The judgment noted, “On any fair reading of the contemporaneous documents, the claim for items as variations under the contract was unclear and tentative. That provides further support for the view that these were not, and were not seen at the time as being, legitimate claims for variations.

“The Board concludes that items were not variations to the Employer’s Requirements or the Works. On that basis, the Board would set aside the decision of the Court of Appeal and dismiss the claim in full.

“However, it is appropriate to go on to address two other elements of the Court of Appeal’s judgment, that is to say, their conclusions as to the procedural requirements of the contract, and as to fairness,” Sir Peter wrote, concluding that the Court of Appeal’s judgment on these two aspects of this case was also erroneous.

“In short, if UBC had wanted to make a claim for any of the disputed variations, and they could not make progress due to the engineer’s alleged failure to play his part in the variation process, it was up to them to make a claim…They failed to do so.

“The items were all known to UBC shortly after the works began and certainly by the end of 2007. On any view, therefore, the 28-day period in which to bring a claim had expired long before the termination of the contract in June 2009.
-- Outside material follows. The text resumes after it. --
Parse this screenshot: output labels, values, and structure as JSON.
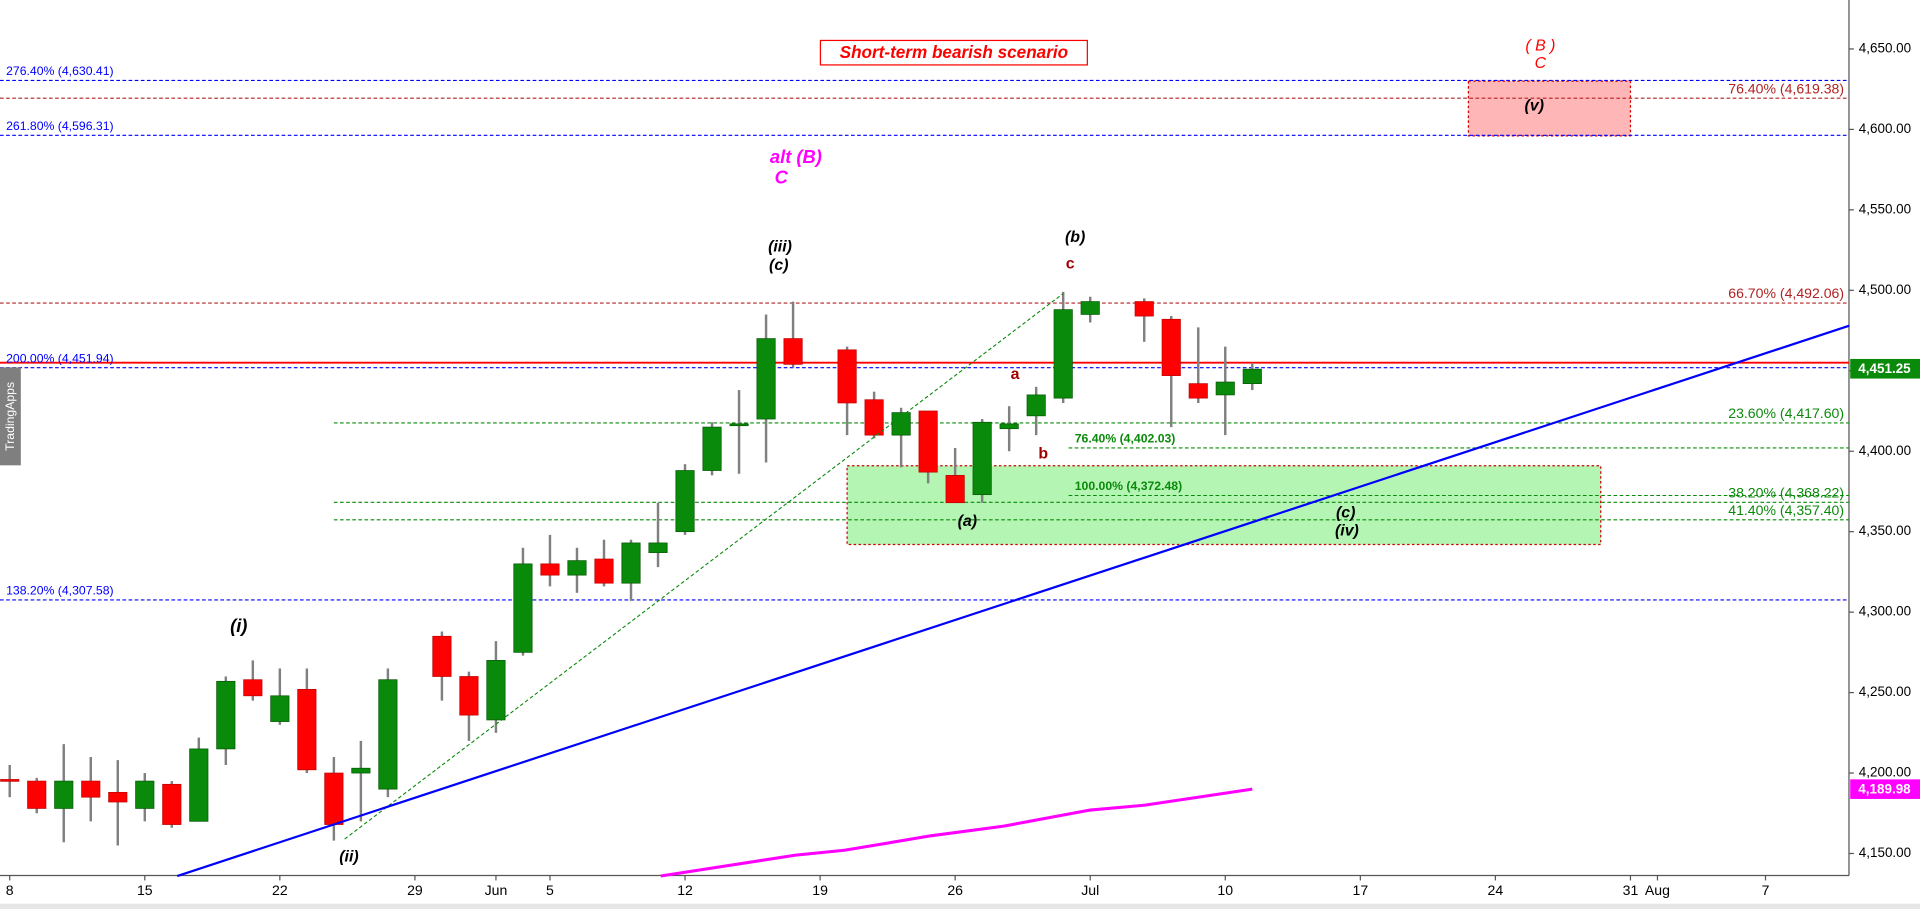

“Having failed comprehensively to comply with the condition precedent, UBC were therefore prevented by the terms of the contract from making any claim in respect of these variations and/or WASA were discharged from any liability to pay for them.”

The judgment also emphasised that termination operated prospectively rather than retrospectively.

“The Court of Appeal indicated that the way around this problem for UBC was that, because the contract was subsequently terminated, clause 20.1 did not apply. The terms of clause 20.1 cannot, however, be so circumvented for two reasons. First, it is well-established law that the contract terms govern the conduct of the parties up to termination, and that termination does not wipe out those rights and obligations already accrued.

“Upon termination, both parties are discharged from any further performance of the contract, and the party in breach may be liable to pay damages for future non-performance: But the consequence of termination having a forward-looking effect is that rights and obligations that have already been unconditionally acquired remain unaffected.

“Secondly, the Court of Appeal’s solution ignores the 28-day cut-off…That critical element of clause 20.1 was not referred to by the Court of Appeal. Neither is it referred to, let alone dealt with, in UBC’s written case.

“For the reasons previously given, the Board concludes that the time for making a claim under clause 20.1 had expired long before the termination of the contract. The eventual termination could not, in law, resurrect claims that had not been made in time and were therefore no longer open to UBC.

“The purpose of the contractual regime was to ensure certainty so that, if there were claims for additional monies (whether under clause 2.5 for the employer, or clause 20.1 for the contractor), they were clearly set out and promptly made.

“In relation to UBC’s claim for the four disputed items, neither of those things happened. That was UBC’s responsibility: in particular, they failed to comply with the condition precedent set out at clause 20.1.

“In those circumstances, UBC had no entitlement under the contract to be paid…Where a contractor fails to comply with the procedural requirements of a contract, it is not uncommon for them to argue that it would be unfair or inequitable for the employer to have the benefit of additional work without paying for them.

“Such an argument is usually based on principles of waiver and estoppel. It appears that this was one of the arguments deployed by UBC, which found favour with the Court of Appeal. In the Board’s view, these concepts had no application to the facts of the present case.”

Anand Ramlogan, SC, Kate Temple-Mabe and Ganesh Saroop represented WASA, while Irshaad Ali and Adam Razack represented UBC.